Otsuka’s lupus nephritis drug Lupkynis backed for NHS use
Patients in England and Wales with active lupus nephritis will soon be able to access treatment with Otsuka Pharma’s Lupkynis following a recommendation by the health technology assessment agency NICE.
Lupkynis (voclosporin) can be used in combination with the immunosuppressant drug mycophenolate mofetil (MMF) as an option for adults at the more severe end of the lupus nephritis spectrum, in other words, those with class 3, 4, and 5 disease, according to the guidance.
The drug was approved by the Medicines and Healthcare products Regulatory Agency (MHRA) in December, a few months after it was greenlit by the European Commission for the same indication in EU member states. It is the first oral calcineurin inhibitor (CNI) to be licensed for use in lupus nephritis.
Voclosporin costs £12,167 for 12 months of treatment, according to NICE, but Otsuka has agreed to supply the drug at a confidential discount to the NHS.
Originally developed by Canada’s Aurinia Pharma, Lupkynis is the first oral medicine to treat active lupus nephritis, which is a serious complication of the autoimmune disorder systemic lupus erythematosus (SLE) characterised by kidney inflammation.
Otsuka cites UK data from 2012 which suggests that around 60,000 people were living with SLE, with an estimated 3,000 new diagnoses every year. It is estimated that between 40% and 50% of all SLE patients will develop lupus nephritis, which is incurable and, depending on the severity, can require treatment over the course of their lifetime.

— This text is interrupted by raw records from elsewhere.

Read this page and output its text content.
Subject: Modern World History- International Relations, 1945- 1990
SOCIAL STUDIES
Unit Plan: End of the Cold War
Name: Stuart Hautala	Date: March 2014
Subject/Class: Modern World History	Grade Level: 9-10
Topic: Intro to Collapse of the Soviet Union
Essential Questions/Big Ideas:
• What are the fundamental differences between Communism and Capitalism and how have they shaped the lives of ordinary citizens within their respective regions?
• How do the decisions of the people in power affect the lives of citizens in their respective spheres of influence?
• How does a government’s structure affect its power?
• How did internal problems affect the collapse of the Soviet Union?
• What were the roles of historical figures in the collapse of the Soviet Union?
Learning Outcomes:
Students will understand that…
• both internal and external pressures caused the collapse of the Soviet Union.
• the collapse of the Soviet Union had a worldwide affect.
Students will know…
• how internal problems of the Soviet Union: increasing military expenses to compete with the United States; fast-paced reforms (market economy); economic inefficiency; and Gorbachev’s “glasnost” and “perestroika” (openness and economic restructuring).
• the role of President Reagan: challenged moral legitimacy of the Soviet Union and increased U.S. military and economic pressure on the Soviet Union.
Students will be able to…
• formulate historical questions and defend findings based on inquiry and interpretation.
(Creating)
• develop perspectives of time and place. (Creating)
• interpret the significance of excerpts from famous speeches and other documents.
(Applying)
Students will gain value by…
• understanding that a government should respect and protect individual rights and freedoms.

In the pivotal Phase 3 AURORA 1 study and AURORA 2 continuation study, where the combination of Lupkynis with MMF and low-dose corticosteroids was found to achieve superior renal responses at 52 weeks compared to MMF and steroids alone, with a comparable safety profile.
Otsuka licensed rights to Lupkynis in various ex-US markets, including the EU, Japan, and the UK, in 2020, with Aurinia retaining rights to the drug in the US and its home market of Canada. The Canadian firm recently said that it expects to make between $120 to $140 million in sales of the product in the current fiscal year.
“The combination of symptoms such as joint pain, swelling and fatigue caused by lupus nephritis can be very detrimental to mental wellbeing and quality of life,” said Paul Howard, chief executive of patient organisation Lupus UK.
“From conversations with people living with lupus nephritis, we know that every day can be a challenge living with this disease,” he added. “We hope that the introduction of voclosporin as a new combination treatment option could help to improve the lives of those living with lupus nephritis.”